Monitors in Java two printers

Question

I've implemented a problem with two printers that two printers can not print at the same time, for example printer A is printing and B can not, as easy as it, I did it with Semaphores as follows :

My Printer.class looks like

public class Printer extends Thread {

    Semaphore mutex,multiplex;
    PrinterMachine printerMachine;
    String printer = "";
    public Printer(Semaphore mutex, Semaphore multiplex, PrinterMachine pm) {
        this.multiplex = multiplex;
        this.mutex = mutex;
        printerMachine = pm;
    }
    @Override
    public void run() {
        String printer = "";
        for(;;) {
            try {multiplex.acquire();} catch (InterruptedException e) {}
            try {mutex.acquire();} catch (InterruptedException e) {}
            if(printerMachine.getCanPrintA()) {
                printer = "A";
                printerMachine.setCanPrintA(false); 
            }
            else {
                printer="B";
                printerMachine.setCanPrintB(false); 
            }
            mutex.release();
            try {Thread.sleep(100);} catch (InterruptedException e) {}
            System.out.println(printer);
            if(printer.equals("A")) {
                printerMachine.setCanPrintA(true);
                }
            else {
                printerMachine.setCanPrintB(true);
            }
            try {Thread.sleep(100);} catch (InterruptedException e) {}
            multiplex.release();
        }
    }

}

Then I have a class that shares a variable

class PrinterMachine{
    public volatile Boolean canPrintA = true,canPrintB = true;
.... //Getter and Setter

And then I have my main

public static void main(String[] args) {
        Semaphore mutex = /* COMPLETE */ new Semaphore(1);
        Semaphore multiplex = /* COMPLETE */ new Semaphore(2);
        PrinterMachine pm = new PrinterMachine();

        Printer printers[] = new Printer[10];
        for (int i = 0 ; i<printers.length; i++) {
            printers[i] = new Printer(mutex,multiplex,pm);
            printers[i].start();
        }   
        try {
            Thread.sleep(5000);
        }
        catch(InterruptedException ie) {}
        for (int i = 0 ; i<printers.length; i++) {
            printers[i].stop();
        }
    }

It is working ok, but I'm wondering how do I change my semaphores to work with monitors instead?

---

EDIT

Problem?

I have two printers and I can not print a document (System.out.println()) at the same time, so I did a program with Semaphores to do this, and with that I can not print on A and B printers at the same time, and now I'm trying to instead of using Semaphores do it with Monitors.

Answer 1

The monitor is something that the jvm does for you when you use the good old synchronized code block / method. This would look like this:

Object mutex = new Object(); // it can be any object, even a class.
                             // However, it's preferred to have a separate class only for this.
for (int i = 0 ; i<printers.length; i++) {
    printers[i] = new Printer(mutex, pm); // object sharing the mutex object
    printers[i].start();
}

And within a printer:

public class Printer extends Thread {
    private final Object mutex;
    // ..

    public Printer (Object mutex, ...) {
        this.mutext = mutex;
    }

    @Override
    public void run() {
        synchronized(mutex) { //all Printers synchronize the same object
            System.out.println("A");
        }
    }

The code block above makes sure that only one printer can be in the synchronized(mutex) code block. In your code that was Semaphore mutex = new Semaphore(1); Ie two printers can not be there at the same time. This is easy, simple, and no shared memory is required.

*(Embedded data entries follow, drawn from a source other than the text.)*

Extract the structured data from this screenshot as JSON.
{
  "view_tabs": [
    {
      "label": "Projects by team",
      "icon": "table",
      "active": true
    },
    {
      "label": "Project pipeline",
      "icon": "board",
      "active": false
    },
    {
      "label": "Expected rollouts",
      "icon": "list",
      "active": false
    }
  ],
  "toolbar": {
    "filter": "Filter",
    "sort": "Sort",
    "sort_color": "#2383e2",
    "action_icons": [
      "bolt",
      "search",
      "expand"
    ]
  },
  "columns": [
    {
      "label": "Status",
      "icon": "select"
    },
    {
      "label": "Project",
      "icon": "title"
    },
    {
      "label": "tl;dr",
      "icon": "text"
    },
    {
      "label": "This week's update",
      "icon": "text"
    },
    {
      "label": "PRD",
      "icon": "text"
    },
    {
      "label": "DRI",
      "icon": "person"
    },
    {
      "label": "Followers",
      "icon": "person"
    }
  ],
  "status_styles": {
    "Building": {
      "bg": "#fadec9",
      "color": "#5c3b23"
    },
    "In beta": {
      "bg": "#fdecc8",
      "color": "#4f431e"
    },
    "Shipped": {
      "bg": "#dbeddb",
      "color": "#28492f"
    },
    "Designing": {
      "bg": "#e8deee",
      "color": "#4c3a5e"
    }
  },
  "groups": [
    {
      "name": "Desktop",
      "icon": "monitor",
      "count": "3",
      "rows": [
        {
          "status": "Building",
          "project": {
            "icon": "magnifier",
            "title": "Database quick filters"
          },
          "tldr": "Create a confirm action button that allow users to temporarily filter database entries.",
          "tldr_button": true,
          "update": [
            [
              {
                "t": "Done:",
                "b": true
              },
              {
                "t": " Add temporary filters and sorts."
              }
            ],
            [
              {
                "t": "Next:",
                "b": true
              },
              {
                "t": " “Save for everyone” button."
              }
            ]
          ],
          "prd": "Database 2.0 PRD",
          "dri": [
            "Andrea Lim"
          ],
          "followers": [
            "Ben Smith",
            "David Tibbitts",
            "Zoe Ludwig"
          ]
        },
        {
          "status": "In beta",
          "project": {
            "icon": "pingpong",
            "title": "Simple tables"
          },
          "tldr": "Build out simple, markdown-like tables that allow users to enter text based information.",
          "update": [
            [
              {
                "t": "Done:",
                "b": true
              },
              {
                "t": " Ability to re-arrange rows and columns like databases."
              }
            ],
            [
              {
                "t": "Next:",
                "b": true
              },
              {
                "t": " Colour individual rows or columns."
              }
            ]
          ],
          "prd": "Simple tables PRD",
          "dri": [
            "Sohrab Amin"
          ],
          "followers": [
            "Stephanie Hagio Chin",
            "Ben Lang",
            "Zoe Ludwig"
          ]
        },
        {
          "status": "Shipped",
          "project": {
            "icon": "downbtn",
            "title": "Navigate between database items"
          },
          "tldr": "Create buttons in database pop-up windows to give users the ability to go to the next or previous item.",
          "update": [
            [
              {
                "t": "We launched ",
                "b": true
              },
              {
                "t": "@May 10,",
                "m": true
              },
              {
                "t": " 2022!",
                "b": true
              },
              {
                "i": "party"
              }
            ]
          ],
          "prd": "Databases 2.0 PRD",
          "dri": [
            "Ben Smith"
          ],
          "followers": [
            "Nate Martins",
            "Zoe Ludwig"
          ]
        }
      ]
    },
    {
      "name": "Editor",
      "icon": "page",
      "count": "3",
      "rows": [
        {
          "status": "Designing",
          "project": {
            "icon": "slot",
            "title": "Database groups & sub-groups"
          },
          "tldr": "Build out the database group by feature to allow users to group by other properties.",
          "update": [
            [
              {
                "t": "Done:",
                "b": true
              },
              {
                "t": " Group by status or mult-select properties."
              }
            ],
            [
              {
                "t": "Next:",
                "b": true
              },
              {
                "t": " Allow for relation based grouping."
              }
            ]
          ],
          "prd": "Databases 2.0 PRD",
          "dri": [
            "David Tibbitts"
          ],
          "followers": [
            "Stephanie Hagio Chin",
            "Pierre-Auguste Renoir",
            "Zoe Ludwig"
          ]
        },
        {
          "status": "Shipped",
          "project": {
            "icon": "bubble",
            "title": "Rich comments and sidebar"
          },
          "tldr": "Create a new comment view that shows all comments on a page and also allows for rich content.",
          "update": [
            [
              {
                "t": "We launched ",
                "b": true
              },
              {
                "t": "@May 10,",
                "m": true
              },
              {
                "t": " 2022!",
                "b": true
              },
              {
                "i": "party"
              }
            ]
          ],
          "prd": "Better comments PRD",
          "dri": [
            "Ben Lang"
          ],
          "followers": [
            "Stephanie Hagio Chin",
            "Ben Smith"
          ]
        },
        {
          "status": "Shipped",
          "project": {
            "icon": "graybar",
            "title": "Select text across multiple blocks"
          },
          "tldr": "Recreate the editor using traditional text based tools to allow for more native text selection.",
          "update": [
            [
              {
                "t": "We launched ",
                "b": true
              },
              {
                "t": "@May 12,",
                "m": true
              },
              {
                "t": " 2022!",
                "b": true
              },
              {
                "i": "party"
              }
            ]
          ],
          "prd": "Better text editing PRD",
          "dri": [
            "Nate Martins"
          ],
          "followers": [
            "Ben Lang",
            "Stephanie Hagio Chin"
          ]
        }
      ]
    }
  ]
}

On the other hand, the Semaphore multiplex = new Semaphore(2); must be a semaphore. You might use your own counter and re-implement Semaphore . That's likely to be buggy and slow because these problems are more complicated than they seem to be. I suggest to use Semaphore(2) when necessary.

Disclaimer : I don't fully understand the problem. Reverse-engineering the solution would lead to misunderstandings.